La conversation a roulé sur les vacances. Andrée est partie, le mois dernier, quelques jours chez ses parents à Pau et j’ai eu droit aux anecdotes sur le caractère de son père, les frayeurs de sa mère, les conneries de son chien. J’ai souri. Vraiment, je ne pouvais pas faire plus.
C’était ce qu’on doit appeler « un dîner fin ». Enfin, c’est ce qu’elle doit appeler ainsi. Il n’y a que le vin qui pouvait mériter une telle appellation, mais son commerçant l’aura choisi pour elle. Elle n’y connaît rien. Elle avait préparé un « cocktail maison » qui ressemblait terriblement à son parfum.
Après le repas, comme je le redoutais, Andrée a servi le café sur la table basse, devant le canapé. Quand elle s’est installée près de moi, la truie m’a dit, d’un air langoureux, après un silence qu’elle espérait profond et explicite, que, pour mes « difficultés », elle « comprenait ». Elle a dit ça avec une voix de religieuse. Je parierais qu’elle se félicite de l’aubaine. Elle a évidemment très envie de se faire tringler, parce que ça ne doit pas lui arriver tous les jours, et tomber sur un amant vaguement impuissant doit la rendre enfin utile à quelque chose. J’ai fait l’embarrassé. Un silence s’est installé. Dans ces cas-là, pour faire diversion, elle parle de son travail, comme tous ceux qui n’ont rien à dire. Anecdotes, toujours les mêmes. Mais à un moment, elle a évoqué le département Communication. Mon attention s’est tout de suite mise en alerte. Quelques instants plus tard, j’ai réussi à conduire la conversation vers Sophie, d’abord d’un peu loin, en disant que les grandes ventes devaient donner un travail monstre à tout le monde. Après avoir passé en revue la moitié de l’entreprise, Andrée en est enfin venue à Sophie. Elle brûlait de me raconter le coup des images. Elle pouffait de manière grotesque. La bonne copine…
— Je vais regretter son départ…, a-t-elle dit. De toute manière, elle partait…
J’ai tendu l’oreille. Et c’est alors que j’ai tout appris. Sophie quitte Percy’s, mais pas seulement. Sophie quitte Paris. Ce n’était pas une maison de campagne qu’ils cherchent depuis un mois, c’est une maison à la campagne. Son mari vient d’être nommé directeur d’une nouvelle unité de recherche à Senlis et c’est là qu’ils vont s’installer.
— Mais, qu’est-ce qu’elle va faire ? ai-je demandé à Andrée.
— Comment ça ?
Elle avait l’air très étonnée que je m’intéresse à une chose pareille.
— Tu me dis que c’est quelqu’un de très actif, alors, je me demande… ce qu’elle va faire à la campagne…
Andrée a pris une mine gourmande, comme pour une aimable conspiration, pour me dire que Sophie « attend un bébé ». Ce n’était pas une nouveauté, ça m’a quand même fait quelque chose. Dans l’état où elle est, ça me semble très imprudent.

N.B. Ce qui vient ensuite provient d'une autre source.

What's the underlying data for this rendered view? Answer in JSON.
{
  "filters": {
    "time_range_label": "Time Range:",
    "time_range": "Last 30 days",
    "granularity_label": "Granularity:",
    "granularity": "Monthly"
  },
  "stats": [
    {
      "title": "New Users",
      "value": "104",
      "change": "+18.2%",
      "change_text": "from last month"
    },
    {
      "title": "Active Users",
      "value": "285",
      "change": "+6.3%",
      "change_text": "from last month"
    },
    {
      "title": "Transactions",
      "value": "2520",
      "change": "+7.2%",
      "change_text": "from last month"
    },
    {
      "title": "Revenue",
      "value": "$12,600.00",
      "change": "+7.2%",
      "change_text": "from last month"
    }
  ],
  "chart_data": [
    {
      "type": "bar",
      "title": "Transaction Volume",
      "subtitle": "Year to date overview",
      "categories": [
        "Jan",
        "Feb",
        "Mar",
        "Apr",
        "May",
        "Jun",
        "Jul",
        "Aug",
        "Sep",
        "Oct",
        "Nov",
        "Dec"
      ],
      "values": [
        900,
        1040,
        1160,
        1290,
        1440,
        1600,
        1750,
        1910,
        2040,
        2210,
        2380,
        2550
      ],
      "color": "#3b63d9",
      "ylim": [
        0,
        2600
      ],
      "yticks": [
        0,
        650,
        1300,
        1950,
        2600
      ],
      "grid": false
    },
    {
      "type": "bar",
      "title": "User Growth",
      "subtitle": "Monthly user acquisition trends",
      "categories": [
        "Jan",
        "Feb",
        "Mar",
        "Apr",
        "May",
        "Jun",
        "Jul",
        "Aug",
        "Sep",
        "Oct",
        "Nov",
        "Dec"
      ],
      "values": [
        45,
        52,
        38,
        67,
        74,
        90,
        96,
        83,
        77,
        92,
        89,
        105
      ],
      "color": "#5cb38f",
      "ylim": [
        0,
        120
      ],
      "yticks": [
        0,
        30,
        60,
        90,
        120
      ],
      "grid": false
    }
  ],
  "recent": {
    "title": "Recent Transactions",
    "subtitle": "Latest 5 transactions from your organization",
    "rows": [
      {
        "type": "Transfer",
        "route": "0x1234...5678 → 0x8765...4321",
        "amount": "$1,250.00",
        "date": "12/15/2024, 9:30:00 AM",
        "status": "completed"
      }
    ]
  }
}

— Et ils ont trouvé quelque chose ? ai-je demandé.
Selon elle, ils ont trouvé « une belle maison dans l’Oise », pas trop loin de l’autoroute.
Un bébé. Et Sophie quittant sa place et Paris par la même occasion… Avec le coup du dossier de presse, j’espérais bien obtenir que Sophie cesse un temps de travailler, mais la grossesse plus le départ de Paris… Il me fallait réfléchir à cette nouvelle donne. Je me suis levé aussitôt. J’ai balbutié quelques mots. Je devais partir, il était tard.
— Mais tu n’as même pas bu ton café, a déploré la gourde.
Tu parles, son café… Je suis allé reprendre ma veste et je me suis dirigé vers la sortie.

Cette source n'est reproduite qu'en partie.